Molecular mechanisms of the BDNF activity in modulating neuronal structure

BDNF 活性调节神经元结构的分子机制

• 批准号: 218356167
• 负责人: Professor Dr. Martin Korte
• 金额: --
• 依托单位: Zoologisches Institut
• 依托单位国家: 德国
• 项目类别: Research Grants
• 资助国家: 德国
• 项目状态: 未结题
• 来源: https://gepris.dfg.de/gepris/projekt/218356167?language=en
• 关键词: Molecular; mechanisms; BDNF; activity; modulating

Strong evidence indicates a role for BDNF/TrkB signaling in modulating activity-dependent structural and functional plasticity at synapses of the central nervous system (CNS). However, the cellular and molecular mechanisms mediating the effects of BDNF signaling remain largely unknown. Moreover, several reports identify alterations in BDNF signaling either as a cause or as a consequence of several neurological illnesses including neurodegenerative diseases (i.e. Alzheimer disease) and thus indicate BDNF as a promising therapeutic agent. However, a poor therapeutic efficiency still limits its use. The possibility of using drugs acting on the endogenous signaling pathways to either modulate the levels of endogenous BDNF or to influence TrkB receptor signaling is of extreme interest, both for better addressing their role in the mature CNS under physiological conditions, and as a possible therapeutic approach for different neurological diseases.The first aim of this grant application takes advantage of the drug Fingolimod, known to cross the blood brain barrier and promote BDNF synthesis from cells in the CNS and of newly developed TrkB agonist antibodies to analyze their ability to modulate neuronal architecture, synaptic transmission and plasticity of mature intact hippocampal neurons in a BDNF-dependent manner. The second aim is to assess the efficacy of a treatment with Fingolimod or with TrkB agonist antibodies in preventing or rescuing some of the most prominent pathological (neuronal architecture, synaptic transmission and plasticity) and behavioral (learning impairment and memory loss) alterations observed in an animal model for Alzheimer disease. With the work envisioned in the current grant application, we plan to characterize the actions on intact mature hippocampal neurons by two approaches to modulate BDNF-TrkB signaling, either by promoting BDNF release or by enhancing TrkB activation. Hereby we will expand the current knowledge on how this pathway is involved in plasticity processes in the intact CNS. Moreover, we will test the therapeutic potential of these two approaches using a mouse model for Alzheimer disease.
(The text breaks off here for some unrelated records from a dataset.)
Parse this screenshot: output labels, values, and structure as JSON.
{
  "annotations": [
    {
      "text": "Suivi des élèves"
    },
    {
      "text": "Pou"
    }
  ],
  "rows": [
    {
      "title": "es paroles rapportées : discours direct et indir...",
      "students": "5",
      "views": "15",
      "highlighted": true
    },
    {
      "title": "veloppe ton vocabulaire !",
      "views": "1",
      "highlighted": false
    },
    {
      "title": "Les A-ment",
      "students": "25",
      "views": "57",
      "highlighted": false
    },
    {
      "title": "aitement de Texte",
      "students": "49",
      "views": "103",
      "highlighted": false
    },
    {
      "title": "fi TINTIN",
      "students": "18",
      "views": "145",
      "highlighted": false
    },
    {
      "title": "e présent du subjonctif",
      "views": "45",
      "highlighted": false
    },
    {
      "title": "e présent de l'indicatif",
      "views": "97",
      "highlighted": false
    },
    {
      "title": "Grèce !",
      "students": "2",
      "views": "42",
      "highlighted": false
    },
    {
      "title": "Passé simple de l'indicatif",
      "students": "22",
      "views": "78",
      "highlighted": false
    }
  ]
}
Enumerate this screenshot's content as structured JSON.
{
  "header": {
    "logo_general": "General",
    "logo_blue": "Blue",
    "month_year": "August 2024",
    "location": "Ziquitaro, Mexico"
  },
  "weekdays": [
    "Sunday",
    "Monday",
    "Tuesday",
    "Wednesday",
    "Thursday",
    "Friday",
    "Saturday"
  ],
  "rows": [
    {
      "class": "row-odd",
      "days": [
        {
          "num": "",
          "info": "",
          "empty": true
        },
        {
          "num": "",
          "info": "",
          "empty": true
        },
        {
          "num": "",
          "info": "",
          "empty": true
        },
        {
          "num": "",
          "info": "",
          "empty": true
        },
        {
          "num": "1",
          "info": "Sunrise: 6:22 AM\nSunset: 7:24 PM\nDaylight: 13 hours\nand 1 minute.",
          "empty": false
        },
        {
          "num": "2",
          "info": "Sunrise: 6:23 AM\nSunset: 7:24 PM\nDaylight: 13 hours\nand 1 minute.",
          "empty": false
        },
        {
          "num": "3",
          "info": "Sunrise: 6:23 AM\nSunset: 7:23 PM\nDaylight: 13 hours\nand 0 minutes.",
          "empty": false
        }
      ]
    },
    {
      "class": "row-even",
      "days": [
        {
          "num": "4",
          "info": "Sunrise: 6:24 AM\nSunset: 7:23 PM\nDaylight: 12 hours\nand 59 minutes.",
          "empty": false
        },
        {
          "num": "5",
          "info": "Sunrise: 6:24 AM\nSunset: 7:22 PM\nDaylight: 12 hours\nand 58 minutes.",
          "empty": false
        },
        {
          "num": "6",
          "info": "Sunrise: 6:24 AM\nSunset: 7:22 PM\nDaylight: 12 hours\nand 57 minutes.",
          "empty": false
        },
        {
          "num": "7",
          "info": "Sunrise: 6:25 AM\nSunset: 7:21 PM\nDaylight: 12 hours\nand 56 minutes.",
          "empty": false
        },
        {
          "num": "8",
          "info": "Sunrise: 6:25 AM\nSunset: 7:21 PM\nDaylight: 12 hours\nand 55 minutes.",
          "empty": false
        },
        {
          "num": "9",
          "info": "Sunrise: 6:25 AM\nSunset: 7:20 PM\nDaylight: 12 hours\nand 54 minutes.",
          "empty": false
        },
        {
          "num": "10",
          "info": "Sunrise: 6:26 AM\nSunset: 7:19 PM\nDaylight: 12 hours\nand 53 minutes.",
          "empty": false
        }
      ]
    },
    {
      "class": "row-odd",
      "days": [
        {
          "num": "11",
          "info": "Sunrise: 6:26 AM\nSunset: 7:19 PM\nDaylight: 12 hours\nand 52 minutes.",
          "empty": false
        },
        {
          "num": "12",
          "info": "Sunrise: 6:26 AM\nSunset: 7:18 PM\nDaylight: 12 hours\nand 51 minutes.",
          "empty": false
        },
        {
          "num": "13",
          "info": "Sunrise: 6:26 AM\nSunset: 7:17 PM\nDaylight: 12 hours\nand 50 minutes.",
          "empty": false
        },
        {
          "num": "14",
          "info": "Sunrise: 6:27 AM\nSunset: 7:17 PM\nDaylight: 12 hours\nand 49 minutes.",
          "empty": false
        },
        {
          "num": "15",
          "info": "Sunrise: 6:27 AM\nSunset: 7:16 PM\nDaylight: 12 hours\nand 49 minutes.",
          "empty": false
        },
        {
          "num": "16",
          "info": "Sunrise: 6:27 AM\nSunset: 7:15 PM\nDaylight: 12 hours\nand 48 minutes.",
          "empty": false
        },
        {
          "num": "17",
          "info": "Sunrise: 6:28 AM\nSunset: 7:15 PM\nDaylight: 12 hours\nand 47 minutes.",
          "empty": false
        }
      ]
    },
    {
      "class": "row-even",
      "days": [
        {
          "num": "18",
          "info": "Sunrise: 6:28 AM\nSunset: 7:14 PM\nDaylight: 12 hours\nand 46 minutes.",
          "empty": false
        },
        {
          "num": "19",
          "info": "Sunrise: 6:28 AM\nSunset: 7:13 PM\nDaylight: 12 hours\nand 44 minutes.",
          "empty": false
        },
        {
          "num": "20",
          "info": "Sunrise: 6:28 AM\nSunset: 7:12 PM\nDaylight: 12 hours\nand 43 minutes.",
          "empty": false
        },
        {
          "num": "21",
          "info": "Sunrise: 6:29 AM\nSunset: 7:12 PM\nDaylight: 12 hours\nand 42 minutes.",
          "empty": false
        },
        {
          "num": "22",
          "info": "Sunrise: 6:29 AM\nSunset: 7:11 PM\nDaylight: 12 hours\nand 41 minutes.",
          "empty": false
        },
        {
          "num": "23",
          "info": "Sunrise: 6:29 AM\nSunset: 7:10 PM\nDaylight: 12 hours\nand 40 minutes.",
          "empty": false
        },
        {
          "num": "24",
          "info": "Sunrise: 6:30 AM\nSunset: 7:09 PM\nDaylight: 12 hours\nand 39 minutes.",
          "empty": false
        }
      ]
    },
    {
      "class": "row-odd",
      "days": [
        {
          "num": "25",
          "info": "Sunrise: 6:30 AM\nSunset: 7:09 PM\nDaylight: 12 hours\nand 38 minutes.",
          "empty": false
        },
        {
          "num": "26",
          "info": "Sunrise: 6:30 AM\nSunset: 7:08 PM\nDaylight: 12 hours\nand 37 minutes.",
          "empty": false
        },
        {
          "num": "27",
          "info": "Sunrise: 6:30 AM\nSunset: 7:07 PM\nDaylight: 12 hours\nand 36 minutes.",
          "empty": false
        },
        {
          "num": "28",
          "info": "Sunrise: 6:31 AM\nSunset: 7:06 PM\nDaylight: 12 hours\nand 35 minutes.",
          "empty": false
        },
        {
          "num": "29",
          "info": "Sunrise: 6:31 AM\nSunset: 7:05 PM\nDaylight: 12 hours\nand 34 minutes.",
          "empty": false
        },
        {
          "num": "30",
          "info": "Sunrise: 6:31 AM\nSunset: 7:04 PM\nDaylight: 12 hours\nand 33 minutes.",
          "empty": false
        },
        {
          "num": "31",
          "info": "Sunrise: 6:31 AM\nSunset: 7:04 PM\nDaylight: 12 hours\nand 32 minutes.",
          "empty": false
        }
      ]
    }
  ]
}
强有力的证据表明BDNF/TrkB信号在调节中枢神经系统（CNS）突触的活性依赖性结构和功能可塑性中的作用。然而，介导BDNF信号传导作用的细胞和分子机制仍然很大程度上未知。此外，一些报道鉴定了BDNF信号传导的改变作为包括神经变性疾病（即阿尔茨海默病）的几种神经系统疾病的原因或结果，因此表明BDNF作为有希望的治疗剂。然而，较差的治疗效果仍然限制了其使用。使用作用于内源性信号传导途径的药物来调节内源性BDNF的水平或影响TrkB受体信号传导的可能性是非常令人感兴趣的，这两种可能性都是为了更好地解决它们在生理条件下在成熟CNS中的作用，并且作为不同神经系统疾病的可能治疗方法。使用已知穿过血脑屏障并促进CNS中细胞的BDNF合成的TrkB激动剂抗体和新开发的TrkB激动剂抗体来分析它们以BDNF依赖性方式调节成熟完整海马神经元的神经元结构、突触传递和可塑性的能力。第二个目的是评估用芬戈莫德或用TrkB激动剂抗体治疗在预防或挽救在阿尔茨海默病动物模型中观察到的一些最显著的病理学（神经元结构、突触传递和可塑性）和行为（学习障碍和记忆丧失）改变中的功效。通过当前拨款申请中设想的工作，我们计划通过两种方法来调节BDNF-TrkB信号传导（通过促进脑源性神经营养因子释放或通过增强TrkB激活）来表征对完整成熟海马神经元的作用。因此，我们将扩大目前的知识，这一途径是如何参与在完整的中枢神经系统的可塑性过程。此外，我们将使用阿尔茨海默病的小鼠模型来测试这两种方法的治疗潜力。